Начнем с "маски". Многим она может показаться по существу безобидной. Логос так Логос - не все ли равно? Что касается до меня, то если бы мне насыпали между зубов целую горсть песку и заставили его жевать, то эту операцию я бы перенес с большим спокойствием, чем священное имя Логос на обложке нового Альманаха.

Альманах под названием "Логос" появляется в центре России, живущей религией Слова, религией Логоса. Почти две тысячи лет православный Восток таинственно носит в себе святыню религии Слова. Эта святыня утверждена и раскрыта подвигом величайших святых, начиная с апостолов и фиваидских пустынников и продолжая (но не кончая) таким молниеносным свидетелем Слова, как св. Серафим . В глубочайшем, иератическом молчании скрыта эта святыня. Она вся под землей. Как подземная она могла и даже должна была остаться неизвестной для тех, кто существующее мерит простыми, так сказать физиологическими, глазами. И то, чего не видит этими глазами, считает за несуществующее. Но эта динамическая подземная святыня православия была не раз в истории Востока предметом статического философского созерцания. Невидимые лучи этой святыни озаряли видимым светом горные вершины христианского умозрения. Если, по терминологии Востока, p?ntwn teleiot?th ? t?n ?gїwn filosfїa , то следующую (вниз) ступень философского совершенства занимают те, кто эту последнюю, уже осуществленную мудрость - sofїan kat'?n?rgeian - созерцали умом, издали, как Обетованную Землю. Из массы великих творцов и создателей умозрительного богословия Востока назову более крупных и замечательных: это неизвестный автор "Ареопагитик", св. Максим Исповедник, св. Григорий Нисский .

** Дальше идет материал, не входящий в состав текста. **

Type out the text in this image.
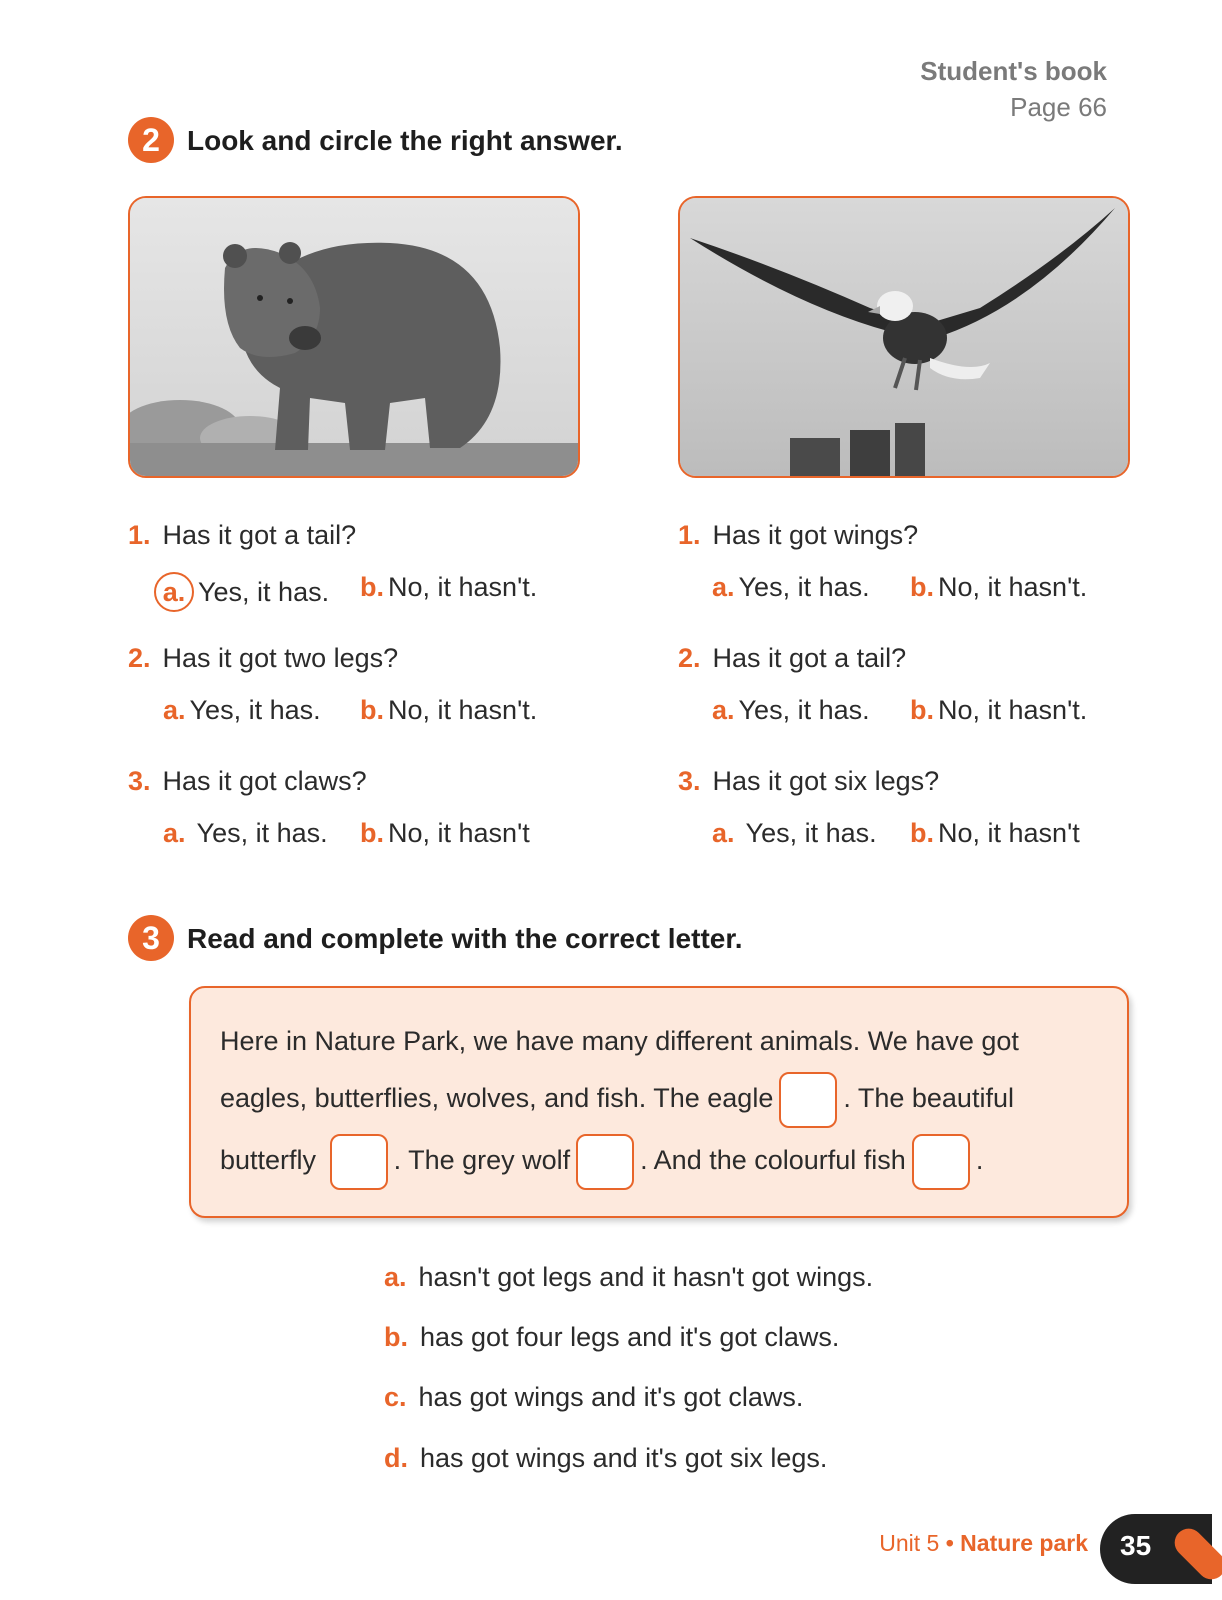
Student's book
Page 66
2 Look and circle the right answer.
1. Has it got a tail?
a. Yes, it has. b. No, it hasn't.
2. Has it got two legs?
a. Yes, it has. b. No, it hasn't.
3. Has it got claws?
a. Yes, it has. b. No, it hasn't
1. Has it got wings?
a. Yes, it has. b. No, it hasn't.
2. Has it got a tail?
a. Yes, it has. b. No, it hasn't.
3. Has it got six legs?
a. Yes, it has. b. No, it hasn't
3 Read and complete with the correct letter.
Here in Nature Park, we have many different animals. We have got
eagles, butterflies, wolves, and fish. The eagle	. The beautiful
butterfly	. The grey wolf	. And the colourful fish	.
a. hasn't got legs and it hasn't got wings.
b. has got four legs and it's got claws.
c. has got wings and it's got claws.
d. has got wings and it's got six legs.
Unit 5 • Nature park 35
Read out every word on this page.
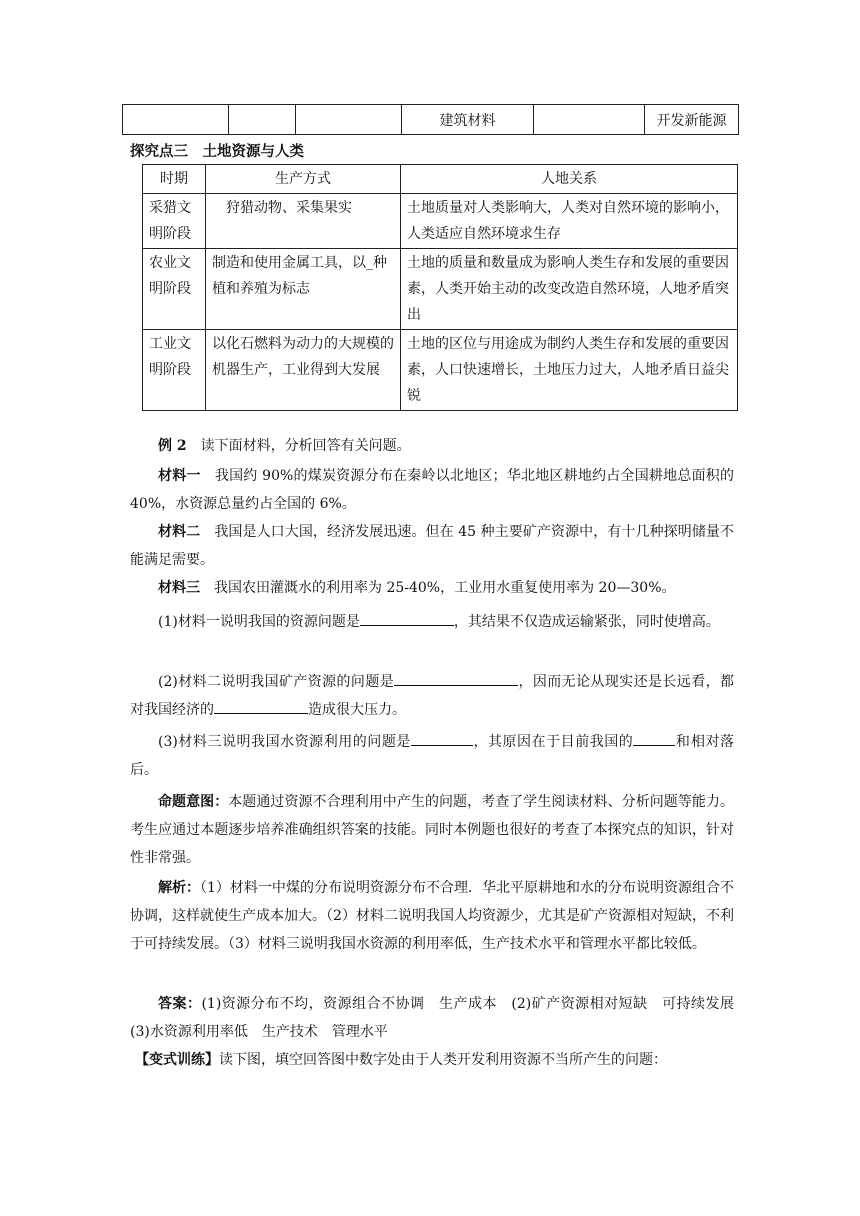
			建筑材料		开发新能源
探究点三　土地资源与人类
时期	生产方式	人地关系
采猎文明阶段	　狩猎动物、采集果实	土地质量对人类影响大，人类对自然环境的影响小，人类适应自然环境求生存
农业文明阶段	制造和使用金属工具，以_种植和养殖为标志	土地的质量和数量成为影响人类生存和发展的重要因素，人类开始主动的改变改造自然环境，人地矛盾突出
工业文明阶段	以化石燃料为动力的大规模的机器生产，工业得到大发展	土地的区位与用途成为制约人类生存和发展的重要因素，人口快速增长，土地压力过大，人地矛盾日益尖锐

例 2　读下面材料，分析回答有关问题。

材料一　我国约 90%的煤炭资源分布在秦岭以北地区；华北地区耕地约占全国耕地总面积的 40%，水资源总量约占全国的 6%。

材料二　我国是人口大国，经济发展迅速。但在 45 种主要矿产资源中，有十几种探明储量不能满足需要。

材料三　我国农田灌溉水的利用率为 25-40%，工业用水重复使用率为 20—30%。

(1)材料一说明我国的资源问题是	，其结果不仅造成运输紧张，同时使增高。

(2)材料二说明我国矿产资源的问题是	，因而无论从现实还是长远看，都对我国经济的	造成很大压力。

(3)材料三说明我国水资源利用的问题是	，其原因在于目前我国的	和相对落后。

命题意图：本题通过资源不合理利用中产生的问题，考查了学生阅读材料、分析问题等能力。考生应通过本题逐步培养准确组织答案的技能。同时本例题也很好的考查了本探究点的知识，针对性非常强。

解析：（1）材料一中煤的分布说明资源分布不合理．华北平原耕地和水的分布说明资源组合不协调，这样就使生产成本加大。（2）材料二说明我国人均资源少，尤其是矿产资源相对短缺，不利于可持续发展。（3）材料三说明我国水资源的利用率低，生产技术水平和管理水平都比较低。

答案：(1)资源分布不均，资源组合不协调　生产成本　(2)矿产资源相对短缺　可持续发展　(3)水资源利用率低　生产技术　管理水平

【变式训练】读下图，填空回答图中数字处由于人类开发利用资源不当所产生的问题：
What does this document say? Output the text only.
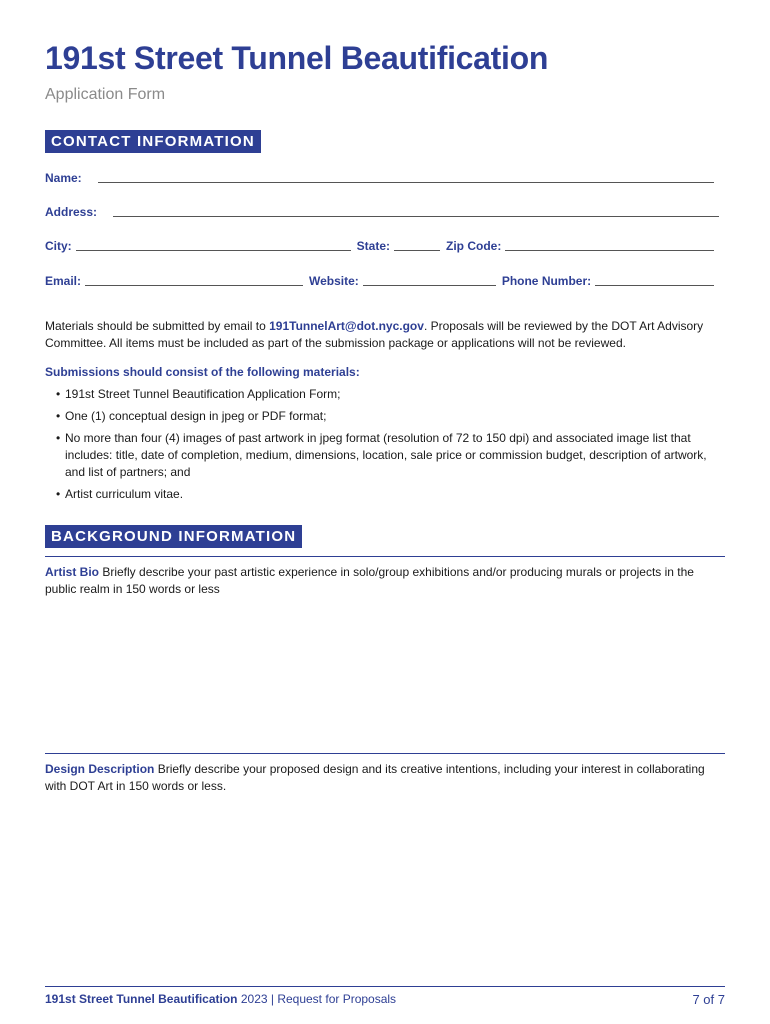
191st Street Tunnel Beautification
Application Form
CONTACT INFORMATION
Name:
Address:
City:	State:	Zip Code:
Email:	Website:	Phone Number:
Materials should be submitted by email to 191TunnelArt@dot.nyc.gov. Proposals will be reviewed by the DOT Art Advisory Committee. All items must be included as part of the submission package or applications will not be reviewed.
Submissions should consist of the following materials:
• 191st Street Tunnel Beautification Application Form;
• One (1) conceptual design in jpeg or PDF format;
• No more than four (4) images of past artwork in jpeg format (resolution of 72 to 150 dpi) and associated image list that includes: title, date of completion, medium, dimensions, location, sale price or commission budget, description of artwork, and list of partners; and
• Artist curriculum vitae.
BACKGROUND INFORMATION
Artist Bio Briefly describe your past artistic experience in solo/group exhibitions and/or producing murals or projects in the public realm in 150 words or less
Design Description Briefly describe your proposed design and its creative intentions, including your interest in collaborating with DOT Art in 150 words or less.
191st Street Tunnel Beautification 2023 | Request for Proposals	7 of 7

И тут нельзя с достаточной силой <не> подчеркнуть один замечательный факт: как только философская мысль христианского Востока подходила к созерцанию подземной святыни православия - она мгновенно и сознательно вступала в живую стихию Логоса. С юношеской силой и неповторимой свежестью, осознанной эллинскими мыслителями, Логос становится неотъемлемой частью христианского сознания и, углубляясь, преображаясь на православном Востоке, раскидывается в широковетвистое, пышное дерево глубочайшего умозрения. Когда один из самых крупных философов Запада Эригена создает свою систему, которая вызывает невольное изумление в большинстве исследователей как непостижимое "чудо IX-го века" - то это объясняется только тем, что Эригена с гениальной чуткостью оценил совершенное в области мысли Востоком и приник с священной жадностью к "libam sacro Graecorum nectare fartam" . И вся эта мудрость сознательная и принципиально осмысленная философия Логоса.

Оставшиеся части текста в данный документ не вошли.